Да, перечитывая отцовские блокноты, я понимаю теперь, как ему досталось в эти дни, какой страх пришлось побороть, не намекнув нам на него ни единым словом. В его записях нет никаких литературных потуг — Па считал себя недостойным этого, — простые, как всегда, лаконичные заметки, перечисление продуктов, итоги и кое-какие размышления. Как капитан корабля фиксирует ситуацию и продолжает вести судовой журнал даже в самый бешеный шторм, так и отец кратко суммировал события этой самой опасной для нас поры. А еще для него это, верно, был способ поговорить с самим собой. Полагаю, что его дневник приносил ему хоть какое-то облегчение. Стоит мне только пробежать глазами эти страницы, и я будто слышу голос отца:
«Болезнь Марианны — самое тяжкое из наших испытаний, я в отчаянии от собственного бессилия. Симптомы: сильный жар, периодический бред, головные боли, жжение в груди. Сперва я заподозрил сильный грипп, затем бронхит, теперь думаю: не пневмония ли это. Заставил ее принять те несколько таблеток антибиотика, что еще оставались в коробке. Также поискал в книге „Лечебные травы“, нет ли у нас чего полезного на чердаке. При сильных бронхитах рекомендуются настои бурачника и полыни. Этих трав у меня целые связки, и я пустил их в дело, а заодно и липовый цвет, считающийся успокоительным средством. Еще даю ей теплого молока, подслащенного остатками меда. Можно только ждать и надеяться».
Запись следующего дня:
«По-прежнему жар. Вечером температура 40°. Мне кажется, Марианна слабеет. Бред, правда, почти прекратился, но минуту назад, когда я наклонился к ней, она сказала, что почти не видит меня. Очень беспокоюсь. Слава богу, дети в добром здравии и, как мне кажется, не совсем отдают себе отчет в серьезности положения. Любым путем добиваться, чтобы они продолжали аккуратно вести хозяйство, регулярно делали уроки, дважды в день дышали свежим воздухом, что, впрочем, теперь менее сложно, так как волки не появлялись уже целых трое суток. Неужели это моя сера их отпугнула? Вряд ли.

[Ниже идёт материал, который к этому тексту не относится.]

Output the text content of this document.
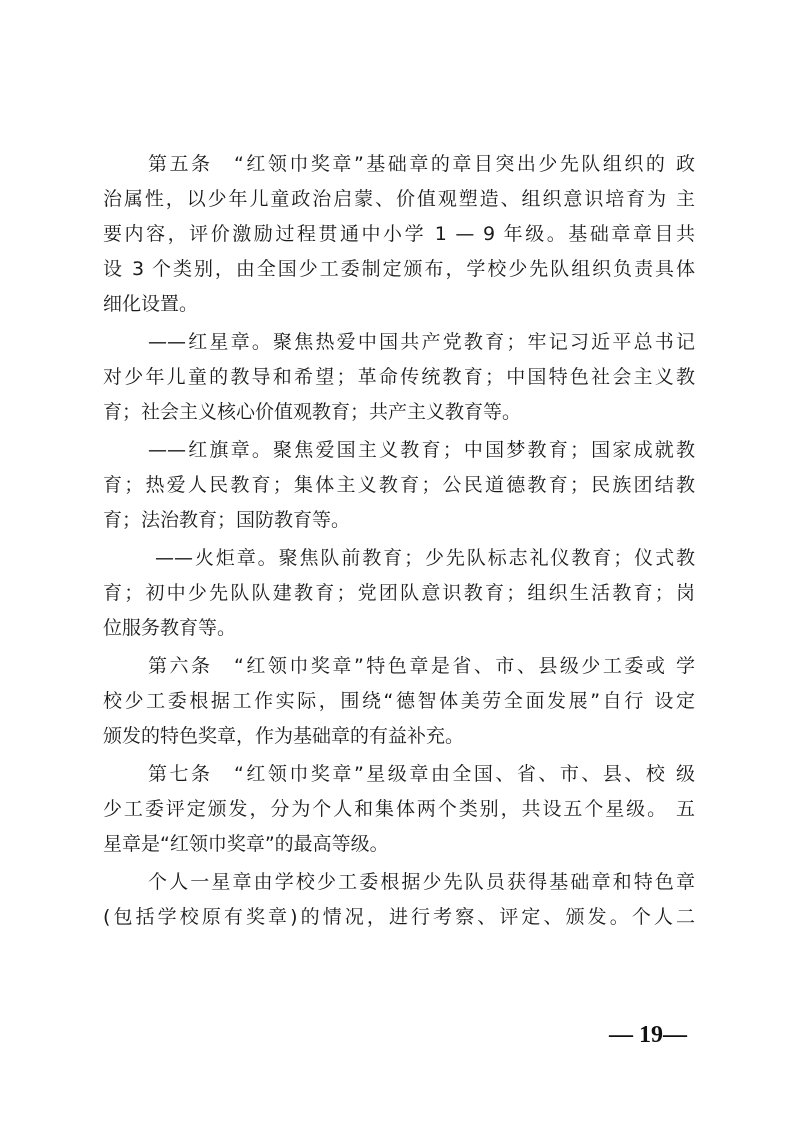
第五条　“红领巾奖章”基础章的章目突出少先队组织的 政
治属性，以少年儿童政治启蒙、价值观塑造、组织意识培育为 主
要内容，评价激励过程贯通中小学 1 — 9 年级。基础章章目共
设 3 个类别，由全国少工委制定颁布，学校少先队组织负责具体
细化设置。
——红星章。聚焦热爱中国共产党教育；牢记习近平总书记
对少年儿童的教导和希望；革命传统教育；中国特色社会主义教
育；社会主义核心价值观教育；共产主义教育等。
——红旗章。聚焦爱国主义教育；中国梦教育；国家成就教
育；热爱人民教育；集体主义教育；公民道德教育；民族团结教
育；法治教育；国防教育等。
——火炬章。聚焦队前教育；少先队标志礼仪教育；仪式教
育；初中少先队队建教育；党团队意识教育；组织生活教育；岗
位服务教育等。
第六条　“红领巾奖章”特色章是省、市、县级少工委或 学
校少工委根据工作实际，围绕“德智体美劳全面发展”自行 设定
颁发的特色奖章，作为基础章的有益补充。
第七条　“红领巾奖章”星级章由全国、省、市、县、校 级
少工委评定颁发，分为个人和集体两个类别，共设五个星级。 五
星章是“红领巾奖章”的最高等级。
个人一星章由学校少工委根据少先队员获得基础章和特色章
(包括学校原有奖章)的情况，进行考察、评定、颁发。个人二
— 19—
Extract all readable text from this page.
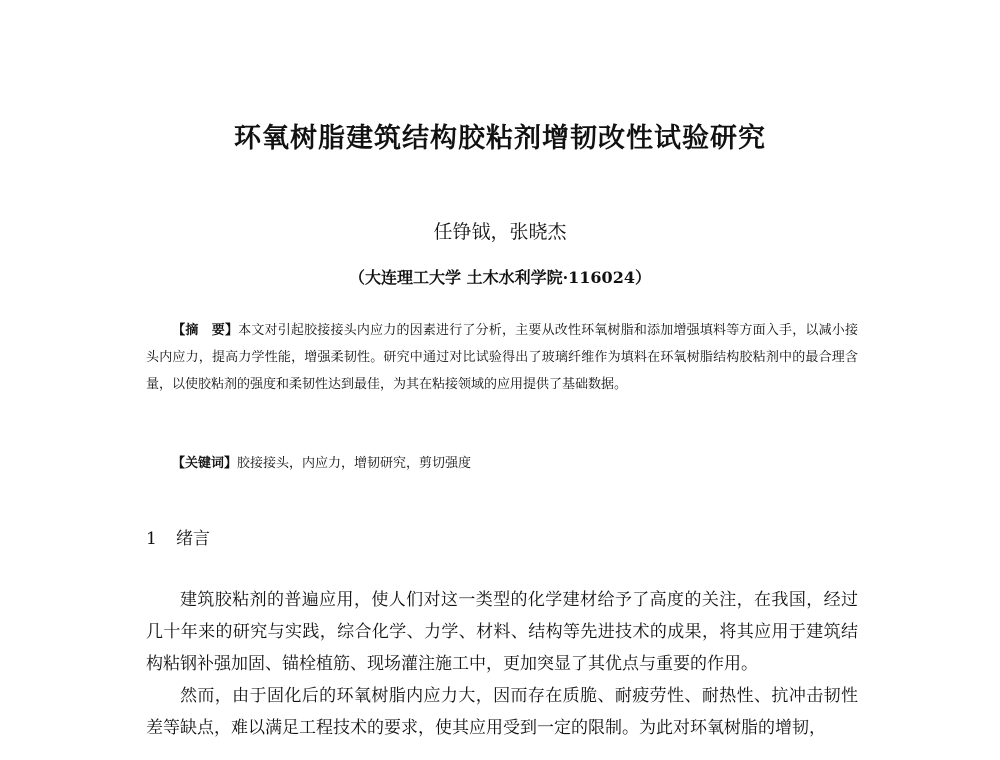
环氧树脂建筑结构胶粘剂增韧改性试验研究
任铮钺，张晓杰
（大连理工大学 土木水利学院·116024）
【摘　要】本文对引起胶接接头内应力的因素进行了分析，主要从改性环氧树脂和添加增强填料等方面入手，以减小接头内应力，提高力学性能，增强柔韧性。研究中通过对比试验得出了玻璃纤维作为填料在环氧树脂结构胶粘剂中的最合理含量，以使胶粘剂的强度和柔韧性达到最佳，为其在粘接领域的应用提供了基础数据。
【关键词】胶接接头，内应力，增韧研究，剪切强度
1 绪言

建筑胶粘剂的普遍应用，使人们对这一类型的化学建材给予了高度的关注，在我国，经过几十年来的研究与实践，综合化学、力学、材料、结构等先进技术的成果，将其应用于建筑结构粘钢补强加固、锚栓植筋、现场灌注施工中，更加突显了其优点与重要的作用。

然而，由于固化后的环氧树脂内应力大，因而存在质脆、耐疲劳性、耐热性、抗冲击韧性差等缺点，难以满足工程技术的要求，使其应用受到一定的限制。为此对环氧树脂的增韧，
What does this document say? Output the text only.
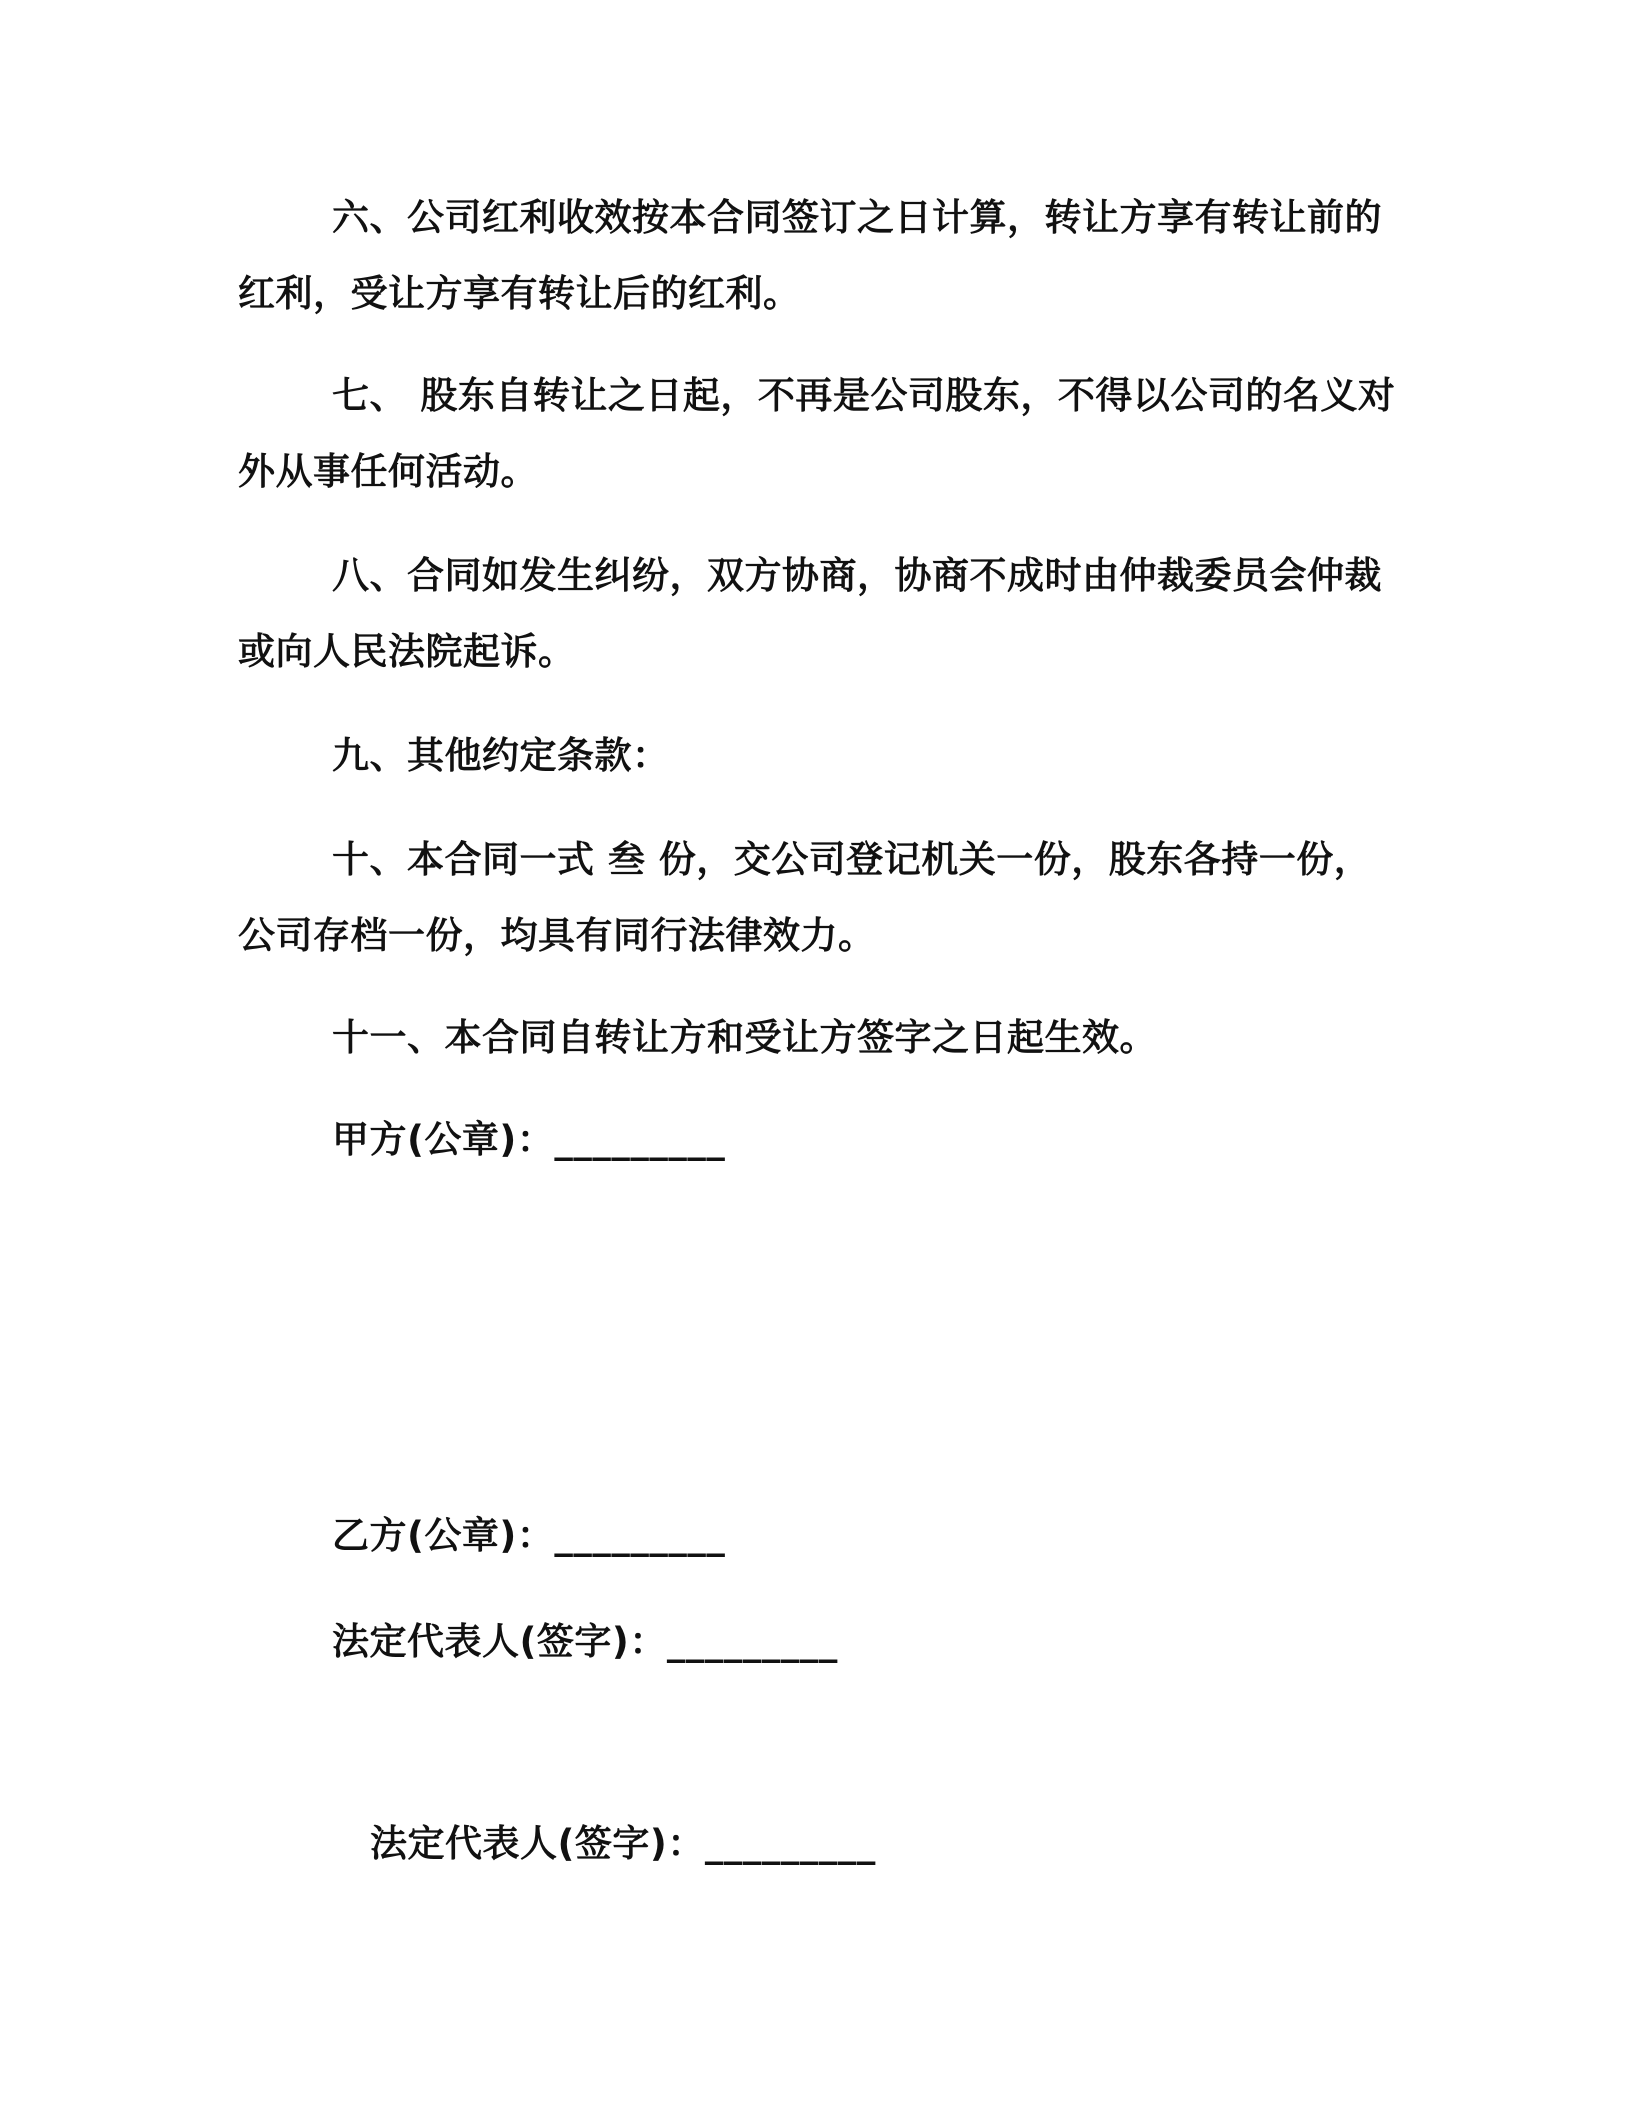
六、公司红利收效按本合同签订之日计算，转让方享有转让前的
红利，受让方享有转让后的红利。
七、 股东自转让之日起，不再是公司股东，不得以公司的名义对
外从事任何活动。
八、合同如发生纠纷，双方协商，协商不成时由仲裁委员会仲裁
或向人民法院起诉。
九、其他约定条款：
十、本合同一式 叁 份，交公司登记机关一份，股东各持一份，
公司存档一份，均具有同行法律效力。
十一、本合同自转让方和受让方签字之日起生效。
甲方(公章)：_________
乙方(公章)：_________
法定代表人(签字)：_________
法定代表人(签字)：_________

Другая проблема: истощились съестные припасы. Нет больше ржи, консервов, солонины, риса, макарон, капусты. Боюсь, не настигнет ли нас в один прекрасный день цинга, впрочем, надеюсь, молоко и яйца, которых, к счастью, пока хватает, оградят нас от нее.
Осталось:
Картошки — 20 кг.
Репы — 5 кг.
Яблок — 10 кг (и они начали подгнивать).
Орехов — 3 кг.
Меда — 500 граммов.
Овса — около 60 кг, но его мы должны разделить с курами.
Симон намолол овсяной муки, из которой мы испекли очень крутой черный хлеб. Вкус — так себе, но зато питательно.
Ио дает все меньше и меньше молока. Удой снизился до трех литров, и, боюсь, как бы дальше не было хуже. Прошлой ночью мне приснилось, что я убиваю Ио ударами топора. Боже нас упаси дожить до такой крайности! С курами покончить будет легче. Запасы позволят нам, при строгой экономии, продержаться еще недели две, а после этого положение станет критическим, если никто не придет нам на помощь. Но остался ли кто-нибудь в живых, чтобы помочь нам? И все-таки самое худшее на сегодняшний день — это болезнь Марианны. Если случится несчастье и она умрет, мы, наверное, ненадолго переживем ее. Сегодня утром я почувствовал, что безумие подстерегает нас».
Два дня спустя появляется запись, которая и сейчас еще поражает меня:
«Состояние Марианны — все то же. Однако вечером температура немного упала, и она заснула. Весь день думал о конце света. Ясновидцы, предсказатели и пророки объявили, что это случится в 2000 году. Над этим всюду посмеивались, хотя втайне, быть может, и боялись. Потом этот год прошел — не лучше и не хуже, чем другие, и о предсказании забыли. Я спрашиваю себя, не стоим ли мы нынче перед лицом этого рокового события, пришедшего, правда, с небольшим опозданием? В таком случае, это, надо полагать, нечто вроде очистительного потопа.